Menurut beliau berdua, dalam perjuangan yang diperlukan adalah perlu adanya pembagian tugas yang jelas, dan yang terpenting adalah sikap tegas dan selalu waspada kepada siapapun, mengingat tantangan umat Islam di luar sana sangat kompleks. Baik itu tantangan dari umat Islam sendiri, maupun pihak luar yang tidak rela melihat Islam maju dan berkembang. Terima kasih  Abdul Kadir Bahalwan. Engkau telah menjadi salah satu obor penerang perjuangan Islam Indonesia. Semoga Islam di Indonesia semakin eksis dan berkembang serta umat Islam mampu mengambil peran dalam setiap perjuangan menegakkan Islam demi kemaslahatan bersama. Dan poin penting yang ingin penulis sampaikan pada kesempatan ini adalah sudah lama umat Islam tertidur dininabobokkan oleh keadaan. Mari kita sambut masa depan dengan penuh kerja keras, kerja cerdas, dan kerja ikhlas.                         

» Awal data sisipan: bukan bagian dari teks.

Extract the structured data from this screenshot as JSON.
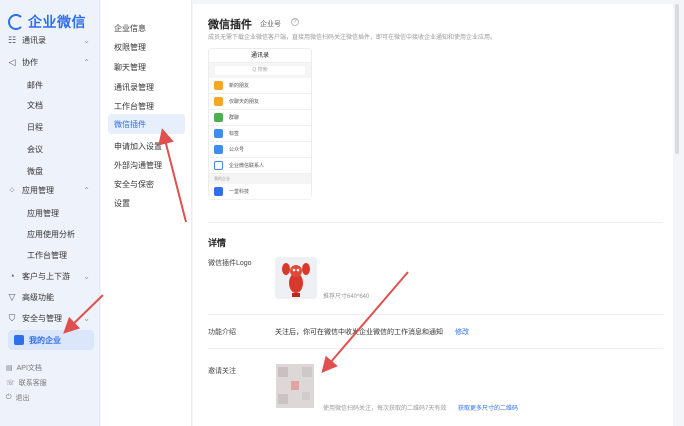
{
  "app": {
    "title": "企业微信"
  },
  "sidebar": {
    "items": [
      {
        "label": "通讯录",
        "icon": "contacts-icon",
        "chevron": "⌄"
      },
      {
        "label": "协作",
        "icon": "collab-icon",
        "chevron": "⌃"
      },
      {
        "label": "应用管理",
        "icon": "apps-icon",
        "chevron": "⌃"
      },
      {
        "label": "客户与上下游",
        "icon": "customers-icon",
        "chevron": "⌄"
      },
      {
        "label": "高级功能",
        "icon": "advanced-icon",
        "chevron": ""
      },
      {
        "label": "安全与管理",
        "icon": "shield-icon",
        "chevron": "⌄"
      }
    ],
    "collab_sub": [
      "邮件",
      "文档",
      "日程",
      "会议",
      "微盘"
    ],
    "apps_sub": [
      "应用管理",
      "应用使用分析",
      "工作台管理"
    ],
    "active": "我的企业",
    "footer": [
      "API文档",
      "联系客服",
      "退出"
    ]
  },
  "nav": {
    "items": [
      "企业信息",
      "权限管理",
      "聊天管理",
      "通讯录管理",
      "工作台管理",
      "微信插件",
      "申请加入设置",
      "外部沟通管理",
      "安全与保密",
      "设置"
    ],
    "active_label": "微信插件"
  },
  "main": {
    "title": "微信插件",
    "tag": "企业号",
    "help": "?",
    "description": "成员无需下载企业微信客户端，直接用微信扫码关注微信插件，即可在微信中接收企业通知和使用企业应用。",
    "preview": {
      "header": "通讯录",
      "search": "Q 搜索",
      "rows": [
        "新的朋友",
        "仅聊天的朋友",
        "群聊",
        "标签",
        "公众号",
        "企业微信联系人"
      ],
      "section": "我的企业",
      "company": "一堂科技"
    },
    "details_title": "详情",
    "logo_label": "微信插件Logo",
    "logo_hint": "推荐尺寸640*640",
    "intro_label": "功能介绍",
    "intro_text": "关注后，你可在微信中收发企业微信的工作消息和通知",
    "intro_edit": "修改",
    "invite_label": "邀请关注",
    "qr_hint": "使用微信扫码关注，每次获取的二维码7天有效",
    "qr_link": "获取更多尺寸的二维码"
  },
  "colors": {
    "accent": "#2f6fec",
    "arrow": "#e05050"
  }
}
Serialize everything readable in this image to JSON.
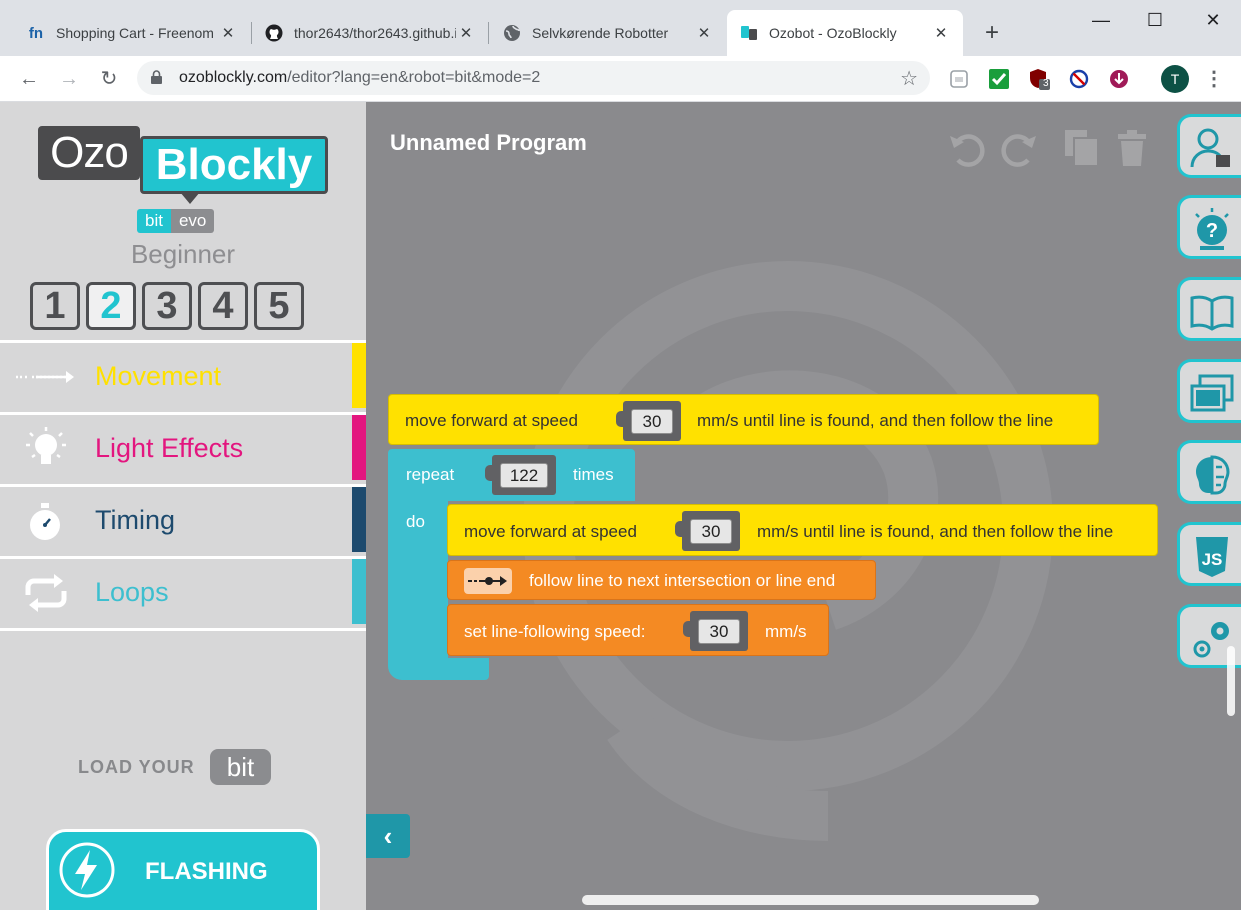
{
  "browser": {
    "tabs": [
      {
        "title": "Shopping Cart - Freenom",
        "icon": "freenom-icon"
      },
      {
        "title": "thor2643/thor2643.github.io",
        "icon": "github-icon"
      },
      {
        "title": "Selvkørende Robotter",
        "icon": "globe-icon"
      },
      {
        "title": "Ozobot - OzoBlockly",
        "icon": "ozobot-icon"
      }
    ],
    "close_glyph": "✕",
    "new_tab": "+",
    "window_controls": {
      "minimize": "—",
      "maximize": "☐",
      "close": "✕"
    },
    "url_host": "ozoblockly.com",
    "url_path": "/editor?lang=en&robot=bit&mode=2",
    "profile_initial": "T",
    "extension_badge": "3",
    "nav_glyphs": {
      "back": "←",
      "forward": "→",
      "reload": "↻",
      "star": "☆",
      "menu": "⋮"
    }
  },
  "sidebar": {
    "logo": {
      "ozo": "Ozo",
      "blockly": "Blockly"
    },
    "variants": [
      "bit",
      "evo"
    ],
    "level_name": "Beginner",
    "levels": [
      "1",
      "2",
      "3",
      "4",
      "5"
    ],
    "active_level": "2",
    "categories": [
      {
        "label": "Movement",
        "color": "#ffe100",
        "icon": "arrow-right-icon"
      },
      {
        "label": "Light Effects",
        "color": "#e3167f",
        "icon": "light-bulb-icon"
      },
      {
        "label": "Timing",
        "color": "#1d4a6e",
        "icon": "stopwatch-icon"
      },
      {
        "label": "Loops",
        "color": "#3dbfcf",
        "icon": "loop-arrows-icon"
      }
    ],
    "load_label": "LOAD YOUR",
    "load_badge": "bit",
    "flash_label": "FLASHING",
    "collapse_glyph": "‹"
  },
  "workspace": {
    "title": "Unnamed Program",
    "blocks": {
      "move1": {
        "prefix": "move forward at speed",
        "value": "30",
        "suffix": "mm/s until line is found, and then follow the line"
      },
      "repeat": {
        "prefix": "repeat",
        "value": "122",
        "suffix": "times",
        "do": "do"
      },
      "move2": {
        "prefix": "move forward at speed",
        "value": "30",
        "suffix": "mm/s until line is found, and then follow the line"
      },
      "follow": {
        "label": "follow line to next intersection or line end"
      },
      "speed": {
        "prefix": "set line-following speed:",
        "value": "30",
        "suffix": "mm/s"
      }
    },
    "colors": {
      "background": "#8a8a8d",
      "movement": "#ffe100",
      "loops": "#3dbfcf",
      "line_nav": "#f48a23",
      "accent": "#21c4cf"
    },
    "rail_icons": [
      "account-icon",
      "help-icon",
      "book-icon",
      "windows-icon",
      "brain-icon",
      "javascript-icon",
      "settings-icon"
    ]
  }
}
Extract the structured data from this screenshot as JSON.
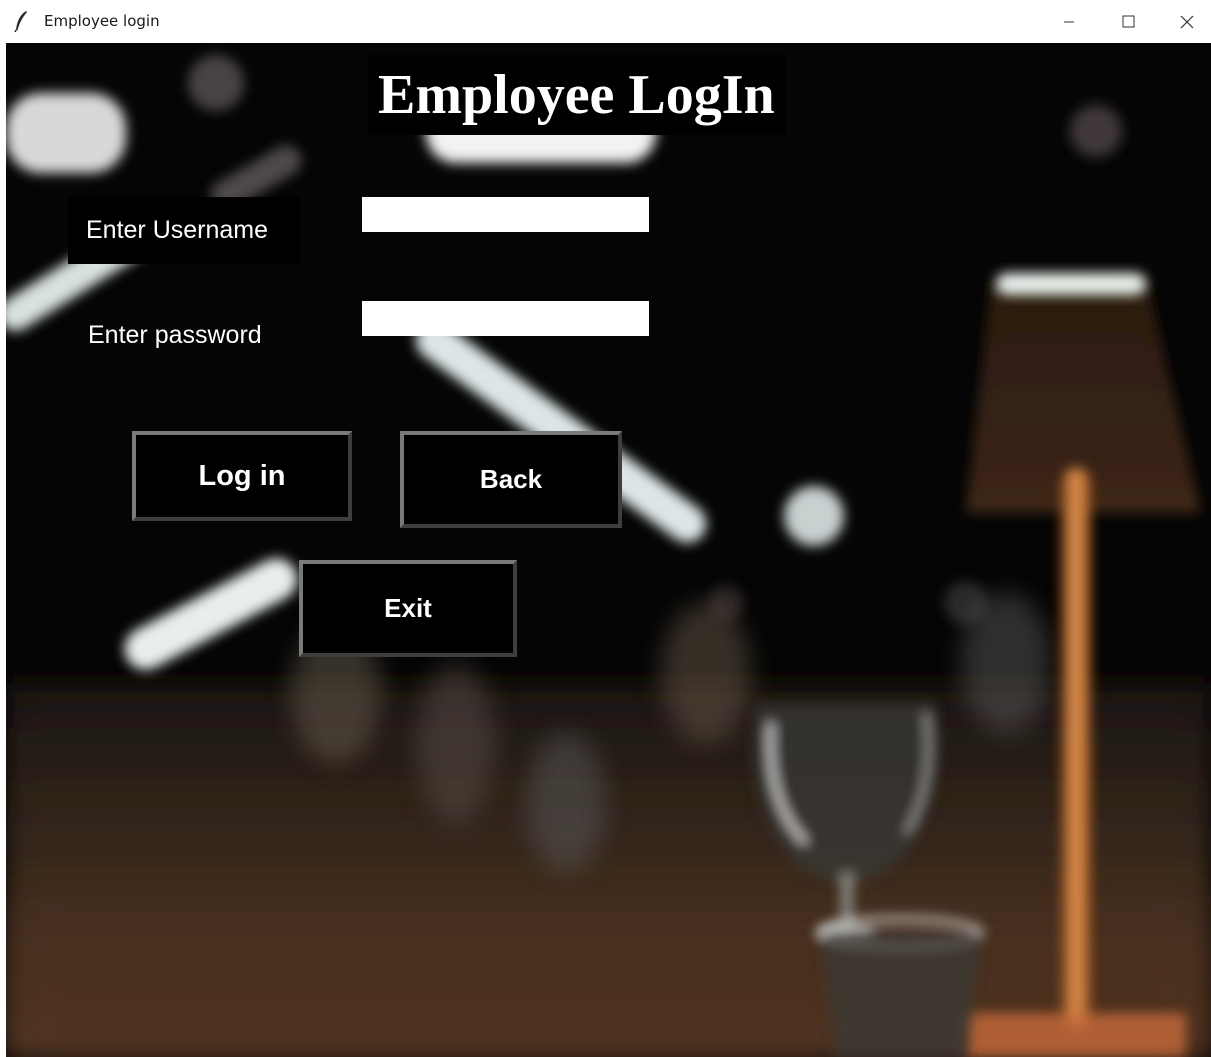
{
  "window": {
    "title": "Employee login",
    "icon": "feather-icon",
    "controls": [
      "minimize-icon",
      "maximize-icon",
      "close-icon"
    ]
  },
  "form": {
    "heading": "Employee LogIn",
    "username_label": "Enter Username",
    "username_value": "",
    "password_label": "Enter password",
    "password_value": ""
  },
  "buttons": {
    "login": "Log in",
    "back": "Back",
    "exit": "Exit"
  },
  "colors": {
    "background": "#050505",
    "label_bg": "#000000",
    "text": "#ffffff",
    "input_bg": "#ffffff",
    "button_border": "#7a7a7a"
  }
}
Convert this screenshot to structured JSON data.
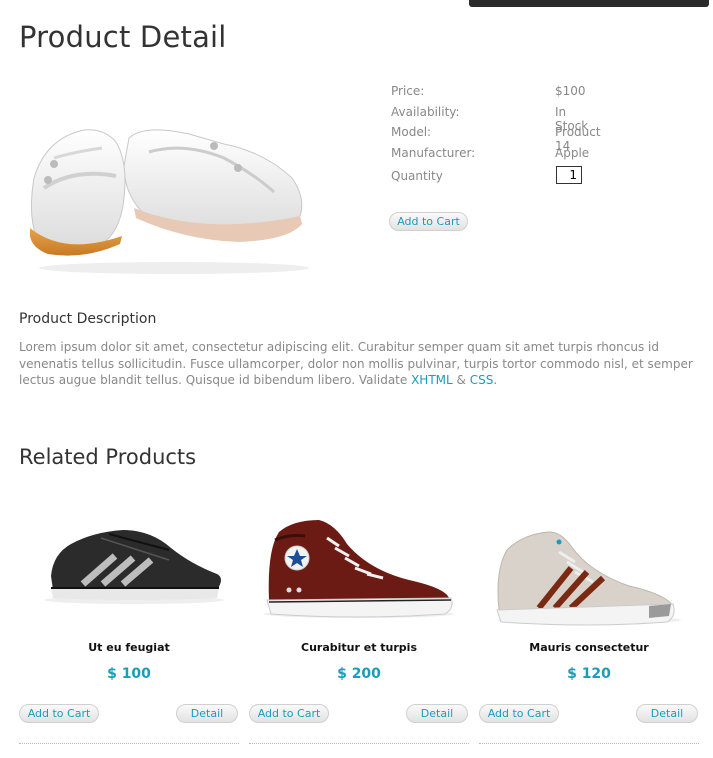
{
  "page": {
    "title": "Product Detail"
  },
  "product": {
    "image_icon": "white-flat-shoes-image",
    "specs": [
      {
        "label": "Price:",
        "value": "$100"
      },
      {
        "label": "Availability:",
        "value": "In Stock"
      },
      {
        "label": "Model:",
        "value": "Product 14"
      },
      {
        "label": "Manufacturer:",
        "value": "Apple"
      }
    ],
    "quantity_label": "Quantity",
    "quantity_value": "1",
    "add_to_cart_label": "Add to Cart"
  },
  "description": {
    "heading": "Product Description",
    "text": "Lorem ipsum dolor sit amet, consectetur adipiscing elit. Curabitur semper quam sit amet turpis rhoncus id venenatis tellus sollicitudin. Fusce ullamcorper, dolor non mollis pulvinar, turpis tortor commodo nisl, et semper lectus augue blandit tellus. Quisque id bibendum libero. Validate ",
    "link1": "XHTML",
    "amp": " & ",
    "link2": "CSS",
    "period": "."
  },
  "related": {
    "heading": "Related Products",
    "items": [
      {
        "name": "Ut eu feugiat",
        "price": "$ 100",
        "cart_label": "Add to Cart",
        "detail_label": "Detail",
        "image_icon": "black-sneaker-image"
      },
      {
        "name": "Curabitur et turpis",
        "price": "$ 200",
        "cart_label": "Add to Cart",
        "detail_label": "Detail",
        "image_icon": "red-hightop-sneaker-image"
      },
      {
        "name": "Mauris consectetur",
        "price": "$ 120",
        "cart_label": "Add to Cart",
        "detail_label": "Detail",
        "image_icon": "grey-hightop-sneaker-image"
      }
    ]
  },
  "colors": {
    "accent": "#1a9cbc",
    "muted_text": "#888888",
    "heading": "#333333"
  }
}
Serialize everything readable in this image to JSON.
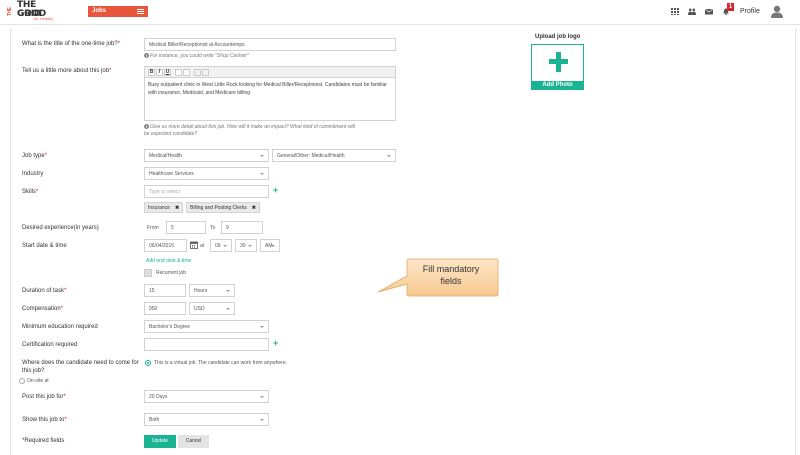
{
  "header": {
    "logo_line1": "THE GOOD",
    "logo_line2": "GRID",
    "logo_tagline": "for Healthy",
    "logo_side": "THE",
    "jobs_menu": "Jobs",
    "notifications_count": "1",
    "profile_label": "Profile"
  },
  "form": {
    "title_label": "What is the title of the one-time job?",
    "title_value": "Medical Biller/Receptionist at Accountemps",
    "title_hint": "For instance, you could write \"Shop Cashier\"",
    "desc_label": "Tell us a little more about this job",
    "desc_value": "Busy outpatient clinic in West Little Rock looking for Medical Biller/Receptionist. Candidates must be familiar with insurance, Medicaid, and Medicare billing",
    "desc_hint_line1": "Give us more detail about this job. How will it make an impact? What kind of commitment will",
    "desc_hint_line2": "be expected candidate?",
    "job_type_label": "Job type",
    "job_type_value": "Medical/Health",
    "job_subtype_value": "General/Other: Medical/Health",
    "industry_label": "Industry",
    "industry_value": "Healthcare Services",
    "skills_label": "Skills",
    "skills_placeholder": "Type to select",
    "skills": [
      "Insurance",
      "Billing and Posting Clerks"
    ],
    "experience_label": "Desired experience(in years)",
    "exp_from_label": "From",
    "exp_from_value": "5",
    "exp_to_label": "To",
    "exp_to_value": "9",
    "start_label": "Start date & time",
    "start_date": "06/04/2015",
    "at_label": "at",
    "start_hour": "09",
    "start_min": "30",
    "start_ampm": "AM",
    "add_date_link": "Add end date & time",
    "recurrent_label": "Recurrent job",
    "duration_label": "Duration of task",
    "duration_value": "15",
    "duration_unit": "Hours",
    "comp_label": "Compensation",
    "comp_value": "950",
    "comp_currency": "USD",
    "education_label": "Minimum education required",
    "education_value": "Bachelor's Degree",
    "cert_label": "Certification required",
    "cert_value": "",
    "location_label_line1": "Where does the candidate need to come for",
    "location_label_line2": "this job?",
    "virtual_text": "This is a virtual job. The candidate can work from anywhere.",
    "onsite_label": "On-site at",
    "post_label": "Post this job for",
    "post_value": "20 Days",
    "show_label": "Show this job to",
    "show_value": "Both",
    "required_note": "*Required fields",
    "update_btn": "Update",
    "cancel_btn": "Cancel",
    "required_star": "*"
  },
  "upload": {
    "title": "Upload job logo",
    "button": "Add Photo"
  },
  "callout": {
    "line1": "Fill mandatory",
    "line2": "fields"
  },
  "editor": {
    "bold": "B",
    "italic": "I",
    "underline": "U"
  }
}
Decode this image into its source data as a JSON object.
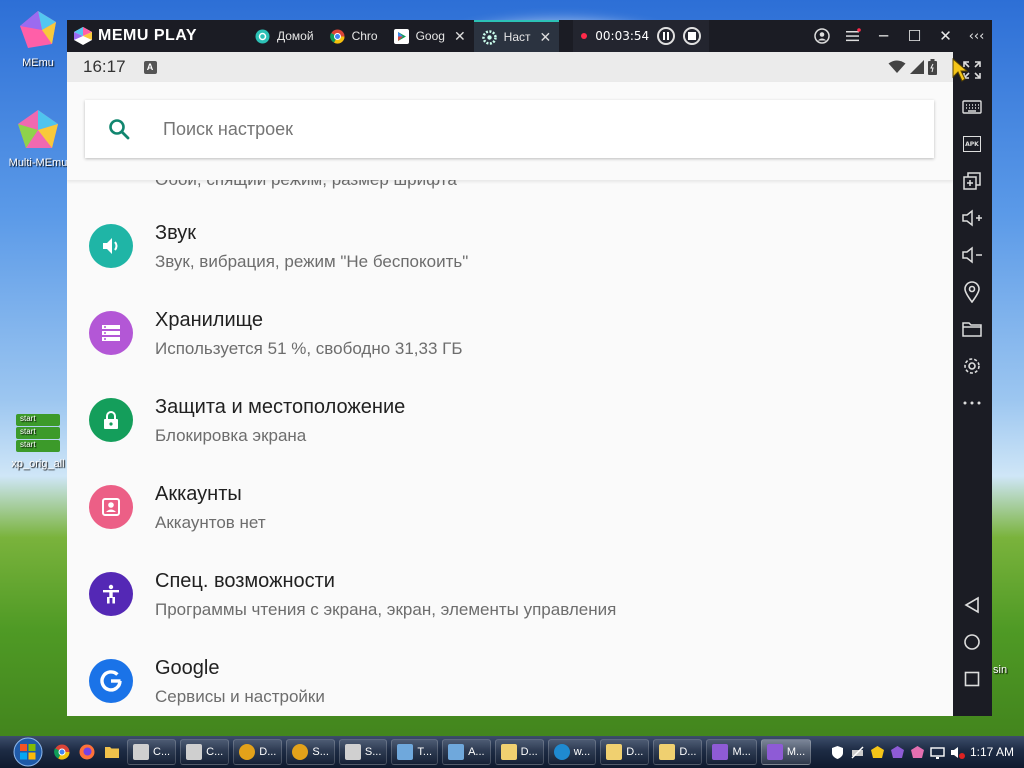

Sudah banyak sejarah bangsa ini yang melibatkan umat Islam hilang tanpa bekas. Kalau hal ini tidak segera disadari oleh umat Islam sendiri, maka kasihan anak cucu kita nanti. Mereka beranggapan kakek neneknya tidak berbuat untuk negeri ini.

Oleh karena itu menjadi kewajiban partai Islam, organisasi Islam, dan umat Islam itu sendiri untuk segera menghilangkan sekat-sekat perbedaan dan mencari kesamaan sudut pandang dari suatu permasalahan yang ada. Tantangan ke depan sangat kompleks dan berat. Oleh karena itu hanya dengan kerjasama, bersinergi diantara elemen umat Islam saja, maka kejayaan Islam seperti yang pernah digambarkan pada zaman Rasulullah, para sahabat dan tabiin akan dapat kita wujudkan kembali.

Dan untuk mengakhiri tulisan ini, penulis teringat dengan kata bijak yang disampaikan oleh presiden pertama RI, Ir. Soekarno. Beliau pernah mengatakan “JANGAN SEKALI-KALI MELUPAKAN SEJARAH (JASMERAH). Karena sudah banyak contoh, manakala kita melupakan sejarah masa lalu, maka arah perjalanan ke depan pasti tidak akan sesuai atau menyimpang dari tujuan awalnya (ruh dari lahirnya sebuah negara, misalnya).

Semoga para generasi muda diberi kekuatan dan kemudahan untuk mewujudkan mimpi-mimpi para tokoh Islam dahulu yang belum terwujud. Semoga Allah SWT memudahkan setiap usaha perbaikan dan penyempurnaan terhadap lahirnya generasi unggul.